Kerja Keras Adalah Energi Kita – Bio Solar

Para blogger siap mengkampayekan “kerja keras adalah energi kita” meski dengan berbagai cobaan yang terus melanda bangsa ini. Belum sempat pulau jawa menggeliat, giliran sumatera harus tumbang bahkan membutuhkan waktu yang lebih lama untuk bisa bangkit. Bumi ini rasanya memang sudah semakin rapuh dan menua, berbagai sumber daya alamnya sudah mulai sirna dan tak lagi menghasilkan. Mungkin semua musibah ini adalah bentuk kemurkaan bumi yang terus menerus diperas tanpa balasan memperkaya bumi yang telah renta. Hasil bumi seperti minyak dan batu bara adalah warisan terkaya dari perut bumi, minyak merupakan kebutuhan vital yang harus dan terus diproduksi agar kehidupan terus berjalan. Tapi, bumi pertiwi semakin lemah, inti bumi juga lelah, diperah sampai ampas pun tak tersisa, bak sampah.

Selain bensin, minyak tanah dan gas, solar juga didapat dari perut bumi. Setiap hari tanpa henti hanya untuk kita habiskan di ujung knalpot. Pertamina terus mencoba mencari alternative lain agar pemerasan bumi pertiwi bisa berhenti atau paling tidak kita bisa menghargai setiap tetes yang dihasilkan. Biodiesel menjadi harapan bagi Pertamina dan masyarakat Indonesia, tapi kemampuan kita tidak seperti Brazil yang sudah berhasil menggantikan fungsi solar melalui jagungnya, dan beberapa Negara juga sudah berhasil menciptakan biodiesel tanpa harus memerah perut bumi. Namun, kita buktikan bersama bahwa kerja keras adalah energi kita dan kita buktikan bahwa kita pun bisa. Pertamina menjadi tulang punggung kami, blogger dan juga bangsa Indonesia untuk mengembangkan biodiesel yang diproduksi dari bahan hayati. Biodiesel diharapkan dapat mengantikan fungsi solar. Pertamina sudah berhasil memproduksi biodiesel pada tahun 2006 dengan nama Bio-Solar dan produk ini memiliki komposisi 5% CPO dan 95% mendominasi masih solar murni. Meskipun masih menggunakan solar dalam proses pembuatannya, namun terobosan ini ternyata berhasil menghemat pemakaian solar sebanyak 720.000 kiloliter, langkah awal yang cukup baik dan semoga semakin ditingkatkan agar kita segera terlepas dari ketergantungan minyak bumi.

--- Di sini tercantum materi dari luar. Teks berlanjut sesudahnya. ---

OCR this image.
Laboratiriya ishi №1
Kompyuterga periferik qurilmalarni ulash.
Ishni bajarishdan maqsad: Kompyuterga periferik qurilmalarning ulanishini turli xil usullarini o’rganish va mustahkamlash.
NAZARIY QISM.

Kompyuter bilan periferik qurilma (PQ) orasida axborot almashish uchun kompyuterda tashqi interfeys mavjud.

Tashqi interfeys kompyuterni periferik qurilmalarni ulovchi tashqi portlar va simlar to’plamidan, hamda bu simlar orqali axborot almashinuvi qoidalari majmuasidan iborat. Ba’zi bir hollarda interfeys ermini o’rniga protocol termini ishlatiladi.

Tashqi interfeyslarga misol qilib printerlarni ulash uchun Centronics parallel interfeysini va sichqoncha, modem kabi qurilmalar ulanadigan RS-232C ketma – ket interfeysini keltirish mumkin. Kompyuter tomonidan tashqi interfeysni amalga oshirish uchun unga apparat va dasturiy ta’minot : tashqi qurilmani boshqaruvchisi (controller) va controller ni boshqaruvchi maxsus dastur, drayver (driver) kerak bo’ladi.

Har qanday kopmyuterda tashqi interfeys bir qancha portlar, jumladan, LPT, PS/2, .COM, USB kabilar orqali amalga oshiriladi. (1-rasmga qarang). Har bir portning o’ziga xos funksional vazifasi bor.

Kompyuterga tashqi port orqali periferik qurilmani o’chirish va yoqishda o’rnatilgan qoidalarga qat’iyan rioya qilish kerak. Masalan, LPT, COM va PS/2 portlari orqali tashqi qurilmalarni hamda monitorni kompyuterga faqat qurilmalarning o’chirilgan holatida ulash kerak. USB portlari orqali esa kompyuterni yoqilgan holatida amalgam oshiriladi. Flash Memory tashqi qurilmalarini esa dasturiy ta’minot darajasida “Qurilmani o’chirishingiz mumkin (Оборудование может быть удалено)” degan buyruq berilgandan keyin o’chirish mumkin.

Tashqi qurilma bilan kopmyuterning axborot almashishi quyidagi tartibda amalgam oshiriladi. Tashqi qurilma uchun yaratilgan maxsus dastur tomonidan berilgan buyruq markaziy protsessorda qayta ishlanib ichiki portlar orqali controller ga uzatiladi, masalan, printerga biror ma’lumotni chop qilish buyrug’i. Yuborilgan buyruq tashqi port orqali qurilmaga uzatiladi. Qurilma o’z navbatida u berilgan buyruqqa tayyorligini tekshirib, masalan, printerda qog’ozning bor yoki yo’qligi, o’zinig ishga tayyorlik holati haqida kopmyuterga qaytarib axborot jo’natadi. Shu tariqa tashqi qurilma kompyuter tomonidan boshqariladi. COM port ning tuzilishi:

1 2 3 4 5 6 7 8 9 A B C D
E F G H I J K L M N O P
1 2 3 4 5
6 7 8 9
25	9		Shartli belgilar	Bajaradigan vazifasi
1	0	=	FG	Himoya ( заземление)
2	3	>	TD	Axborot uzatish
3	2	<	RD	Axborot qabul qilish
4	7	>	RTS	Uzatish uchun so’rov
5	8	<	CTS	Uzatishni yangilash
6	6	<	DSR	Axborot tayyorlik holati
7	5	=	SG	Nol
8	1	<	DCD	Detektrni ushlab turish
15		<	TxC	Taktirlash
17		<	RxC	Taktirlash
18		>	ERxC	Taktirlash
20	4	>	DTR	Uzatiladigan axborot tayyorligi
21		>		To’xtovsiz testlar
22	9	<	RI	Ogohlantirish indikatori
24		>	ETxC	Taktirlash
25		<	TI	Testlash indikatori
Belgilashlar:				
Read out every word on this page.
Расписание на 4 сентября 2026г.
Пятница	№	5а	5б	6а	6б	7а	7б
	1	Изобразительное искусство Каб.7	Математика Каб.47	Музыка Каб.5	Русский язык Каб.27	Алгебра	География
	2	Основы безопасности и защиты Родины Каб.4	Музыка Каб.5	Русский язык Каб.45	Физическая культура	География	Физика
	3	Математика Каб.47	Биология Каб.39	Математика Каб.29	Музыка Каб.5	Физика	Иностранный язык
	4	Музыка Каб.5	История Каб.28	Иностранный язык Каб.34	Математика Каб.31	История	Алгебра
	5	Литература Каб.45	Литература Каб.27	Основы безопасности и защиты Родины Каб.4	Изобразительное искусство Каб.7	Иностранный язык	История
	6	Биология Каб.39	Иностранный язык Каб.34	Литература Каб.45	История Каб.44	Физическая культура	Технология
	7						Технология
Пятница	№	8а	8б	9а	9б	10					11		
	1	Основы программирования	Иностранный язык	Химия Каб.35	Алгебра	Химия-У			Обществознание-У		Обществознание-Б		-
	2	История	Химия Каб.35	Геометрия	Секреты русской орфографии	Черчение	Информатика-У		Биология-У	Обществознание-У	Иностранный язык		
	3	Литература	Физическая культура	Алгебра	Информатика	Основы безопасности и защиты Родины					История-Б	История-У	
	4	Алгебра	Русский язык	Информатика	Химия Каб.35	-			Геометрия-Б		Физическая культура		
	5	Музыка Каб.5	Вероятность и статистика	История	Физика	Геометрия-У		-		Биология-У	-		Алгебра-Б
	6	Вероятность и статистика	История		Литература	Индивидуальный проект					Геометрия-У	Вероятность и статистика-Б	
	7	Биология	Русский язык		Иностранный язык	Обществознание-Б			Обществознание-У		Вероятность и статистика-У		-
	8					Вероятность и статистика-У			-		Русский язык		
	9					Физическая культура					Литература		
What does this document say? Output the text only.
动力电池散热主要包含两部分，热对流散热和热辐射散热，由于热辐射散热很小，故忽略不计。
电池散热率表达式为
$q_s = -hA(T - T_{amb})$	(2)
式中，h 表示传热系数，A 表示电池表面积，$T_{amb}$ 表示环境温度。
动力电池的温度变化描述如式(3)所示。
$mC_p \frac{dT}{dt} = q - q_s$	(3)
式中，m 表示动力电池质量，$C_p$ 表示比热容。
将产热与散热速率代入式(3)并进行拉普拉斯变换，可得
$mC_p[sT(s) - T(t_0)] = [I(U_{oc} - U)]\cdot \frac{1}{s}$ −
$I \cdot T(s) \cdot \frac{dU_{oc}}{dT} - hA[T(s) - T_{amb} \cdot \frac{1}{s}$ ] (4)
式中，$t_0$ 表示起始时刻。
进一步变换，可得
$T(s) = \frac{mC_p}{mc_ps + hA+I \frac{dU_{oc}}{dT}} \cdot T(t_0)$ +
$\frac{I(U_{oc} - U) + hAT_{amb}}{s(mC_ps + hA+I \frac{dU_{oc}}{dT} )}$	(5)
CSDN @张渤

Kerja Keras Adalah Energi Kita

Kita memang bukan satu-satunya Negara yang mengalami masalah energi alternative. Seluruh Negara di dunia memikirkan energi alternative guna mencegah terjadinya krisis energi terutama bahan bakar minyak. Mengatakan dengan lantang bahwa kerja keras adalah energi kita akan menjadi sia-sia jika kita tidak pernah memikirkan bagaimana caranya supaya konsumsi bahan bakar minyak terutama solar dapat direm, paling tidak hingga kita bisa memproduksi biodiesel dengan komposisi yang lebih banyak menggunakan bahan bahar hayati non fosil. Pertamina harus bersinergi dengan pemerintah, swasta dan dunia pendidikan agar solusi ini benar-benar menjadi angin segar bagi Indonesia bahkan bukah sesuatu yang mustahil akan membuat dunia kembali tersenyum karena kita berhasil menghentikan pengeboran perut bumi. Para blogger juga juga mesti berperan aktif untuk mengkampayekan hemat energi, dukung program free car day dan terus berupaya agar masyarakat sadar bahwa suatu saat kita pasti akan kehabisan energi minyak bumi dan berikan gambaran kepada masyarakat bagaimana rasanya apabila kita kehabisan bahan bakar, bayangkan semua tiba-tiba menjadi gelap, dan kendaraan menjadi onggokan yan tak berguna meski bermerk Ferrari sekalipun.

Pertamina sebagai institusi Negara yang mempunyai kewenangan dan bahkan kewajiban untuk terus mengembangkan ide ini. Kerja keras adalah kuncinya, kami para blogger mendukung Pertamina, dan buktikan bahwa kita punya niat dan kerja keras adalah energi kita yang tidak akan pernah habis, Indonesia pasti bisa!